RECENT EXPLOSIVE ERUPTIONS AT THE VALLES CALDERA, NEW MEXICO: INSIGHT INTO DYNAMICS FROM PUMICE TEXTURES

Calderas can remain ‘restless’ for long periods of time following their climactic episodes, leading to smaller scale inter-caldera eruptions. The Valles Caldera, NM, experienced two caldera forming eruptions ~1.6 Ma and ~1.2 Ma, while its most recent small-scale eruption occurred ~74 ka, producing the El Cajete (EC) pyroclastic deposits.

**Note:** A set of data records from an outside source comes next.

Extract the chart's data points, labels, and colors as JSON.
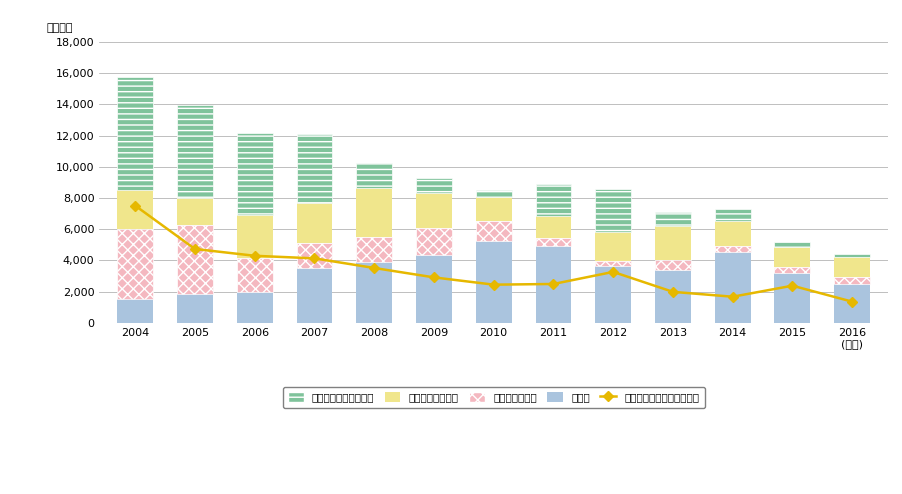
{
  "years": [
    "2004",
    "2005",
    "2006",
    "2007",
    "2008",
    "2009",
    "2010",
    "2011",
    "2012",
    "2013",
    "2014",
    "2015",
    "2016\n(年度)"
  ],
  "personal": [
    7249,
    5995,
    5274,
    4424,
    1617,
    920,
    479,
    2081,
    2788,
    865,
    784,
    265,
    245
  ],
  "amateur": [
    2487,
    1695,
    2764,
    2549,
    3097,
    2283,
    1525,
    1367,
    1803,
    2225,
    1592,
    1291,
    1229
  ],
  "citizen": [
    4503,
    4398,
    2162,
    1583,
    1592,
    1729,
    1295,
    538,
    342,
    642,
    404,
    375,
    478
  ],
  "other": [
    1526,
    1878,
    1968,
    3527,
    3926,
    4338,
    5239,
    4917,
    3648,
    3369,
    4541,
    3221,
    2489
  ],
  "measures": [
    7511,
    4737,
    4301,
    4135,
    3520,
    2918,
    2452,
    2496,
    3269,
    1992,
    1680,
    2386,
    1364
  ],
  "color_personal": "#7fc39b",
  "color_amateur": "#f0e68c",
  "color_citizen": "#f4b8c0",
  "color_other": "#aac4de",
  "color_measures": "#e6b800",
  "ylim": [
    0,
    18000
  ],
  "yticks": [
    0,
    2000,
    4000,
    6000,
    8000,
    10000,
    12000,
    14000,
    16000,
    18000
  ],
  "ylabel": "（件数）",
  "legend_personal": "不法パーソナル無線局",
  "legend_amateur": "不法アマチュア局",
  "legend_citizen": "不法市民ラジオ",
  "legend_other": "その他",
  "legend_measures": "不法無線局の措置件数合計"
}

The EC deposits are petrographically and compositionally different from the caldera-forming eruptions indicating a new batch of magma was beneath the caldera at the time of the eruption. Prior work hypothesizes that recent volcanic activity at the Valles Caldera was the result of magma mixing which has left the system in an eruptible state, with additional geophysical evidence placing the body at 5 – 15 km depth with >10% melt fraction. Pumice clast characterization of the Lower and Upper I Units of the EC fall unit shows a wide range in densities (360 - 2800 kg/m³, with peak occurrence near the low-end of the range), which suggests that the gas available to drive the eruptions was significant. Here we present new thin section analysis of the clasts at a range of densities under a petrographic microscope and SEM that document the crystal phases, textures, and bubble morphologies present. Bubble textures correlate with pumice densities as denser clasts show elongated stretched bubble textures while lower density clasts show more rounded bubbles, potentially reflecting differences between clasts derived from near the conduit walls versus those derived from near the conduit central axis. Images also reveal highly sheared zones and a glassy matrix nearly devoid of microlites, both indicative of very high ascent rates, and consistent with field-based reconstructions of plume heights and mass eruption rates. Zone variability in mineralogy as well as sharp interfaces between zones support the hypothesis that magma mixing triggered the eruption. Next steps will use bubble characteristics to quantitatively constrain decompression rates and characterize strain rates.